Long-term lead exposure may be a risk factor for glaucoma. Patients who work or have worked in industries such as painting, toy making, furniture building, jewelry making, cosmetics, food, and plumbing may consider undergoing a blood test to evaluate potential lead exposure. 

Mental Health Recommendation for Glaucoma Patients 

Mental and emotional well-being are important considerations. Studies of stress and glaucoma are lacking, but evidence suggests that stress and anxiety can increase heart rate and eye pressure. Further, the stress hormone cortisol is known to increase eye pressure. Yoga, breathing exercises, and meditation may all help to increase blood flow and decrease eye pressure. 

With TheknowHow- Second opinion medical, Your Health Matters! 

Your health matters—especially your sight, which no one should take for granted. Glaucoma may be silent, but with regular eye exams, early detection, and simple lifestyle steps like protecting your eyes from injury and managing health conditions, you can take control. Prioritize your vision today; schedule that check-up and spread awareness to keep the “thief of sight” at bay. 

A contribution by Dr.
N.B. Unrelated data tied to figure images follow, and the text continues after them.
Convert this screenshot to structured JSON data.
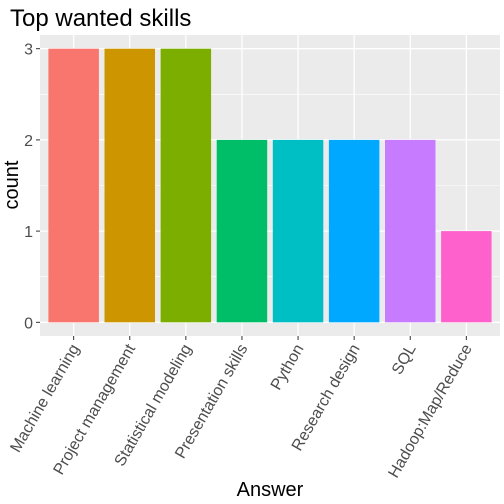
{
  "chart_data": {
    "type": "bar",
    "title": "Top wanted skills",
    "xlabel": "Answer",
    "ylabel": "count",
    "categories": [
      "Machine learning",
      "Project management",
      "Statistical modeling",
      "Presentation skills",
      "Python",
      "Research design",
      "SQL",
      "Hadoop:Map/Reduce"
    ],
    "values": [
      3,
      3,
      3,
      2,
      2,
      2,
      2,
      1
    ],
    "colors": [
      "#F8766D",
      "#CD9600",
      "#7CAE00",
      "#00BE67",
      "#00BFC4",
      "#00A9FF",
      "#C77CFF",
      "#FF61CC"
    ],
    "yticks": [
      0,
      1,
      2,
      3
    ],
    "ylim": [
      -0.15,
      3.15
    ],
    "grid": true,
    "panel_background": "#EBEBEB",
    "grid_color": "#FFFFFF"
  }
}
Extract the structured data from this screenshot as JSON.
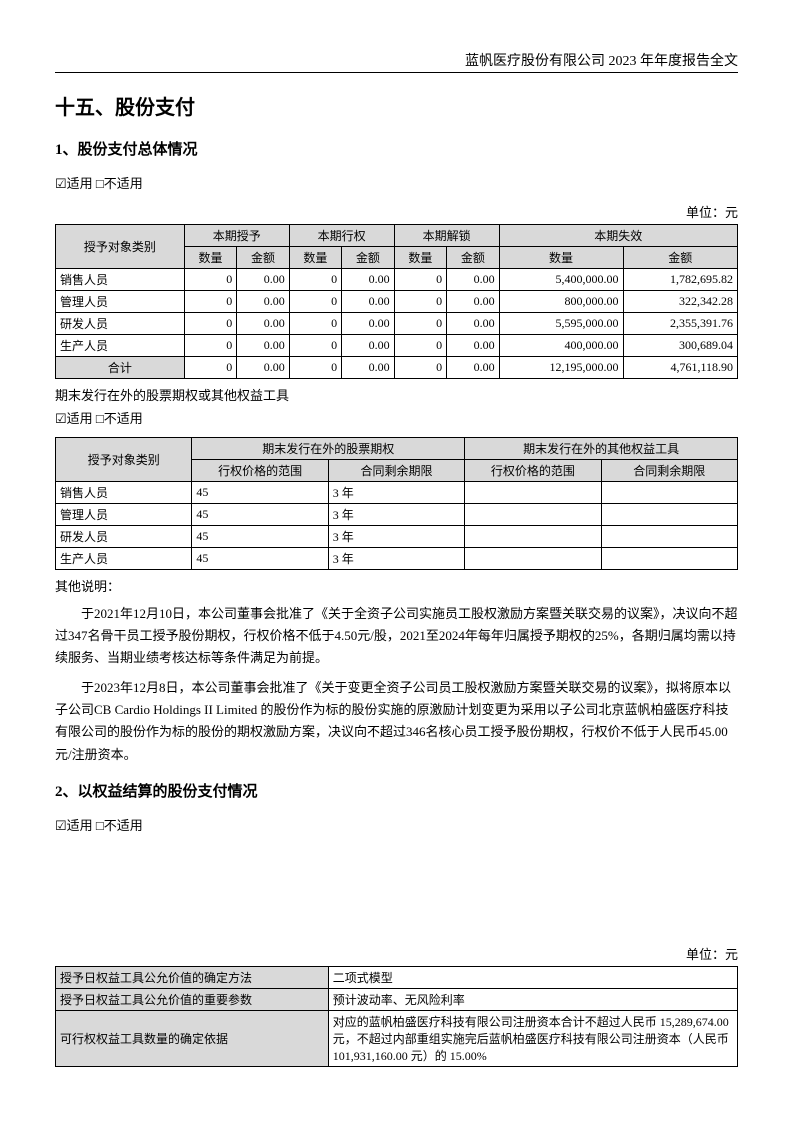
{
  "header": "蓝帆医疗股份有限公司 2023 年年度报告全文",
  "sec_title": "十五、股份支付",
  "sub1": {
    "title": "1、股份支付总体情况",
    "check": "☑适用 □不适用"
  },
  "unit": "单位：元",
  "t1": {
    "head_group": [
      "本期授予",
      "本期行权",
      "本期解锁",
      "本期失效"
    ],
    "row_head": "授予对象类别",
    "cols": [
      "数量",
      "金额",
      "数量",
      "金额",
      "数量",
      "金额",
      "数量",
      "金额"
    ],
    "rows": [
      {
        "cat": "销售人员",
        "v": [
          "0",
          "0.00",
          "0",
          "0.00",
          "0",
          "0.00",
          "5,400,000.00",
          "1,782,695.82"
        ]
      },
      {
        "cat": "管理人员",
        "v": [
          "0",
          "0.00",
          "0",
          "0.00",
          "0",
          "0.00",
          "800,000.00",
          "322,342.28"
        ]
      },
      {
        "cat": "研发人员",
        "v": [
          "0",
          "0.00",
          "0",
          "0.00",
          "0",
          "0.00",
          "5,595,000.00",
          "2,355,391.76"
        ]
      },
      {
        "cat": "生产人员",
        "v": [
          "0",
          "0.00",
          "0",
          "0.00",
          "0",
          "0.00",
          "400,000.00",
          "300,689.04"
        ]
      }
    ],
    "total": {
      "cat": "合计",
      "v": [
        "0",
        "0.00",
        "0",
        "0.00",
        "0",
        "0.00",
        "12,195,000.00",
        "4,761,118.90"
      ]
    }
  },
  "note1": "期末发行在外的股票期权或其他权益工具",
  "check2": "☑适用 □不适用",
  "t2": {
    "row_head": "授予对象类别",
    "g1": "期末发行在外的股票期权",
    "g2": "期末发行在外的其他权益工具",
    "c1": "行权价格的范围",
    "c2": "合同剩余期限",
    "c3": "行权价格的范围",
    "c4": "合同剩余期限",
    "rows": [
      {
        "cat": "销售人员",
        "a": "45",
        "b": "3 年",
        "c": "",
        "d": ""
      },
      {
        "cat": "管理人员",
        "a": "45",
        "b": "3 年",
        "c": "",
        "d": ""
      },
      {
        "cat": "研发人员",
        "a": "45",
        "b": "3 年",
        "c": "",
        "d": ""
      },
      {
        "cat": "生产人员",
        "a": "45",
        "b": "3 年",
        "c": "",
        "d": ""
      }
    ]
  },
  "other_note": "其他说明：",
  "para1": "于2021年12月10日，本公司董事会批准了《关于全资子公司实施员工股权激励方案暨关联交易的议案》，决议向不超过347名骨干员工授予股份期权，行权价格不低于4.50元/股，2021至2024年每年归属授予期权的25%，各期归属均需以持续服务、当期业绩考核达标等条件满足为前提。",
  "para2": "于2023年12月8日，本公司董事会批准了《关于变更全资子公司员工股权激励方案暨关联交易的议案》，拟将原本以子公司CB Cardio Holdings II  Limited  的股份作为标的股份实施的原激励计划变更为采用以子公司北京蓝帆柏盛医疗科技有限公司的股份作为标的股份的期权激励方案，决议向不超过346名核心员工授予股份期权，行权价不低于人民币45.00元/注册资本。",
  "sub2": {
    "title": "2、以权益结算的股份支付情况",
    "check": "☑适用 □不适用"
  },
  "t3": {
    "rows": [
      {
        "k": "授予日权益工具公允价值的确定方法",
        "v": "二项式模型"
      },
      {
        "k": "授予日权益工具公允价值的重要参数",
        "v": "预计波动率、无风险利率"
      },
      {
        "k": "可行权权益工具数量的确定依据",
        "v": "对应的蓝帆柏盛医疗科技有限公司注册资本合计不超过人民币 15,289,674.00 元，不超过内部重组实施完后蓝帆柏盛医疗科技有限公司注册资本（人民币 101,931,160.00 元）的 15.00%"
      }
    ]
  }
}
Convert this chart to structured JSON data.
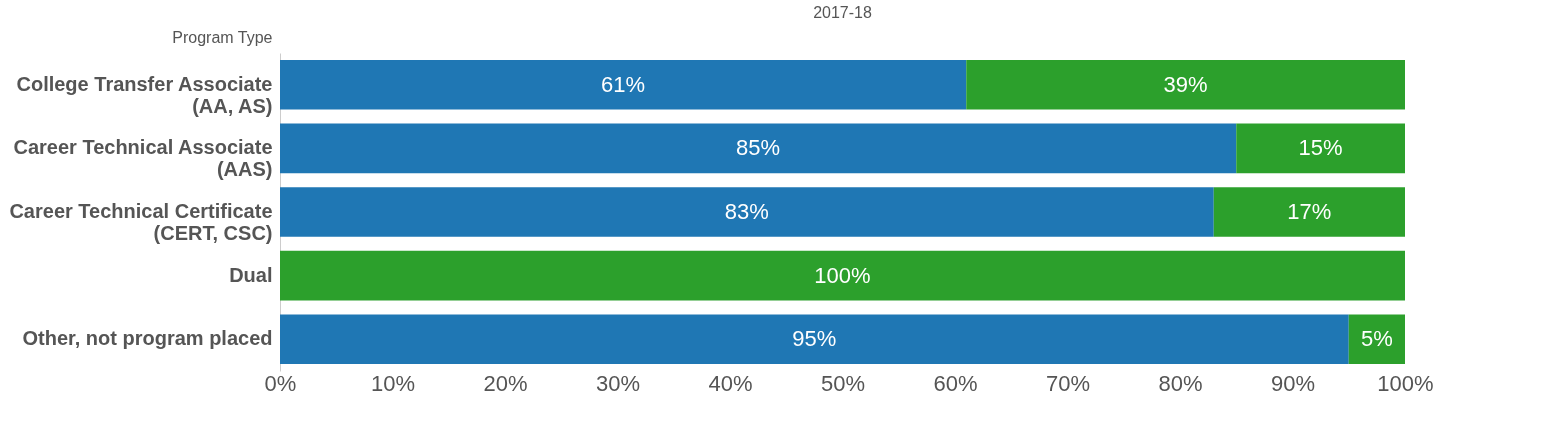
{
  "chart_data": {
    "type": "bar",
    "orientation": "horizontal",
    "stacked": true,
    "title": "2017-18",
    "ylabel": "Program Type",
    "categories": [
      "College Transfer Associate (AA, AS)",
      "Career Technical Associate (AAS)",
      "Career Technical Certificate (CERT, CSC)",
      "Dual",
      "Other, not program placed"
    ],
    "series": [
      {
        "color": "#1f77b4",
        "values": [
          61,
          85,
          83,
          null,
          95
        ],
        "value_labels": [
          "61%",
          "85%",
          "83%",
          null,
          "95%"
        ]
      },
      {
        "color": "#2ca02c",
        "values": [
          39,
          15,
          17,
          100,
          5
        ],
        "value_labels": [
          "39%",
          "15%",
          "17%",
          "100%",
          "5%"
        ]
      }
    ],
    "xlim": [
      0,
      100
    ],
    "xticks": [
      {
        "value": 0,
        "label": "0%"
      },
      {
        "value": 10,
        "label": "10%"
      },
      {
        "value": 20,
        "label": "20%"
      },
      {
        "value": 30,
        "label": "30%"
      },
      {
        "value": 40,
        "label": "40%"
      },
      {
        "value": 50,
        "label": "50%"
      },
      {
        "value": 60,
        "label": "60%"
      },
      {
        "value": 70,
        "label": "70%"
      },
      {
        "value": 80,
        "label": "80%"
      },
      {
        "value": 90,
        "label": "90%"
      },
      {
        "value": 100,
        "label": "100%"
      }
    ],
    "grid": false,
    "legend": false
  }
}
Gabriele Stumm,

@TheKnowHow 

Screen Time and Glaucoma

Staring at screens for long time near to your eyes (especially smartphones) may rise eye pressure on short time. While it is not thought to be a cause of glaucoma, it is not a good companion. Therefore, stick to  

20-20-20 Rule: Every 20 minutes, look at something 20 feet away for 20 seconds. 

Blink Often: blink fully and frequently to keep eyes moist. 

Stay Hydrated & Lubricate: Drink water and use artificial tears if eyes feel dry. 

Take Breaks: Get up and move away from screens regularly. 

Consider Screen Position: Maintain proper distance and avoid low-light environments while using devices (social media watching in bed…).